What does this have to do with velocity? Let’s say that velocity increased by 1 mile an hour between 2007 and 2015 (see chart above). The correlations for 2007-2015 between velocity and the six pitcher-related variables (H, HR, BB, WP, HBP, and PAge), though based on small samples, are all moderately strong to very strong (r-squared values 0.32 to 0.83). The combined effects of an increase in velocity of 1 mile an hour on those six variables yield an estimated decrease in RA9 of 0.74. The actual decrease from 2007 to 2015, 0.56, is close enough that I’m inclined to give a lot of credit to the rise in velocity.**
What about the long haul? Pitchers have been getting bigger and stronger — and probably faster — for decades. The problem is that a lot of other things have been changing for decades: the baseball, gloves, ballparks, the introduction of night games, improvements in lighting, an influx of black and Latin players, variations in the size of the talent pool relative to the number of major-league teams, the greater use of relief pitchers generally and closers in particular, the size and strength of batters, the use of performance-enhancing drugs, and so on. Though I would credit the drop in RA9 to a rise in velocity over a brief span of years — during which the use of PEDs probably declined dramatically — I won’t venture a conclusion about the long haul.

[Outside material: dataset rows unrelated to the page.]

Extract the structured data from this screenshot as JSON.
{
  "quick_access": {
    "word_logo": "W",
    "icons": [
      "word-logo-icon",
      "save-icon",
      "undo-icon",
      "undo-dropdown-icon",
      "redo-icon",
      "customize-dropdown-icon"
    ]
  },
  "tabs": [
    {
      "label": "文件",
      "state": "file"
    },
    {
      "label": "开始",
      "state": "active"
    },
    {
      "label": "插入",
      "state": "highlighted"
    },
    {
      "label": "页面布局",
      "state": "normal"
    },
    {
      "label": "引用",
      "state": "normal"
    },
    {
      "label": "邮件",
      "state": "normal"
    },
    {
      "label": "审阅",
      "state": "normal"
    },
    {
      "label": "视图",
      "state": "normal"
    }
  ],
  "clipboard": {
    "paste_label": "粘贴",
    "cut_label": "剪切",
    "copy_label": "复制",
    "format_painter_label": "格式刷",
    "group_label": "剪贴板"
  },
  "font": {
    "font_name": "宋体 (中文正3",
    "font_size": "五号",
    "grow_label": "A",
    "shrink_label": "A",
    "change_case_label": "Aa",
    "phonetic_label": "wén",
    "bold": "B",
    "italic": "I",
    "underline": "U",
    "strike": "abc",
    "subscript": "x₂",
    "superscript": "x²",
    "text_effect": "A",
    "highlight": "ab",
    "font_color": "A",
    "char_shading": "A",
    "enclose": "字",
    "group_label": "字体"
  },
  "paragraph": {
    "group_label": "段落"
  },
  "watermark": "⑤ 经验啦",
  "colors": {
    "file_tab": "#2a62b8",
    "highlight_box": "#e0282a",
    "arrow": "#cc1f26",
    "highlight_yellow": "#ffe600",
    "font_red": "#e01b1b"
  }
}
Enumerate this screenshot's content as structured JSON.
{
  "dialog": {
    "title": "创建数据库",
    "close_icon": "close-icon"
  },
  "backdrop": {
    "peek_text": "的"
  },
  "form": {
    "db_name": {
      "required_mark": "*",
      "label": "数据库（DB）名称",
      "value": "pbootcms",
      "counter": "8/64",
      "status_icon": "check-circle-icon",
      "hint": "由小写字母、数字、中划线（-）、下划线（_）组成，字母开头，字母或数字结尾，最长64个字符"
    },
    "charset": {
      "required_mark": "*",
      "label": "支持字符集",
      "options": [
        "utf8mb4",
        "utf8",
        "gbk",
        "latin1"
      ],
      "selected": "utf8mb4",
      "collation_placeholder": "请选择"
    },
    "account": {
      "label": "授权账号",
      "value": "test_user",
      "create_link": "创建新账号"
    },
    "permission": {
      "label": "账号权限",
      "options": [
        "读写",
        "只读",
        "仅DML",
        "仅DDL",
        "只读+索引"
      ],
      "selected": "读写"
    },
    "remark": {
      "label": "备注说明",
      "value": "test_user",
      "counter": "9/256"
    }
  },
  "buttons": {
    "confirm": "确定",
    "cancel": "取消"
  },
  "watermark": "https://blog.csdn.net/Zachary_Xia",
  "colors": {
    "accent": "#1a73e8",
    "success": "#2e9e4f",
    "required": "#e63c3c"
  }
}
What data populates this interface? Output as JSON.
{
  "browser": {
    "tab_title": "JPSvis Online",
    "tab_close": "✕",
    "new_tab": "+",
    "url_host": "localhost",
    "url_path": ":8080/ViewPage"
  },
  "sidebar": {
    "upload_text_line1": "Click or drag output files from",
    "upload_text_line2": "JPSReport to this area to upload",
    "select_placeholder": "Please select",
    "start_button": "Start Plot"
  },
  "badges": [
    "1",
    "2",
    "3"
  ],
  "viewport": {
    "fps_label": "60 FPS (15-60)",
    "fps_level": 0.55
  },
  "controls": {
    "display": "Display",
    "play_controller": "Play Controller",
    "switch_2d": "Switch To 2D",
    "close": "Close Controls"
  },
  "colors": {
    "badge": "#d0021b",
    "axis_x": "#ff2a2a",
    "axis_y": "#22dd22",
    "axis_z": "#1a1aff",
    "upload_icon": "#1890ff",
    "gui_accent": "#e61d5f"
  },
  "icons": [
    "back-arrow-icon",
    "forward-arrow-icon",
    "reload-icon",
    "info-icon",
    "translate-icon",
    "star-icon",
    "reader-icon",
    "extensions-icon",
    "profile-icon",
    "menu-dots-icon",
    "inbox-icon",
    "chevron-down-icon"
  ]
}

* I looked for equations where explanatory variables have intuitively correct signs (e.g., runs allowed should be positively related to walks) and low p-values (i.e., low probability of inclusion by chance). The p-values for the variables in equation 5 are all below 0.01; for equation 7 the p-values all are below 0.001. In the case of equation 8, I accepted two variables with p-values greater than 0.01 but less than 0.10.
** It’s also suggestive that the relationship between velocity and the equation 7 residuals for 2007-2015 is weak and statistically insignificant. This could mean that the effects of velocity are adequately reflected in the coefficients on the pitcher-related variables.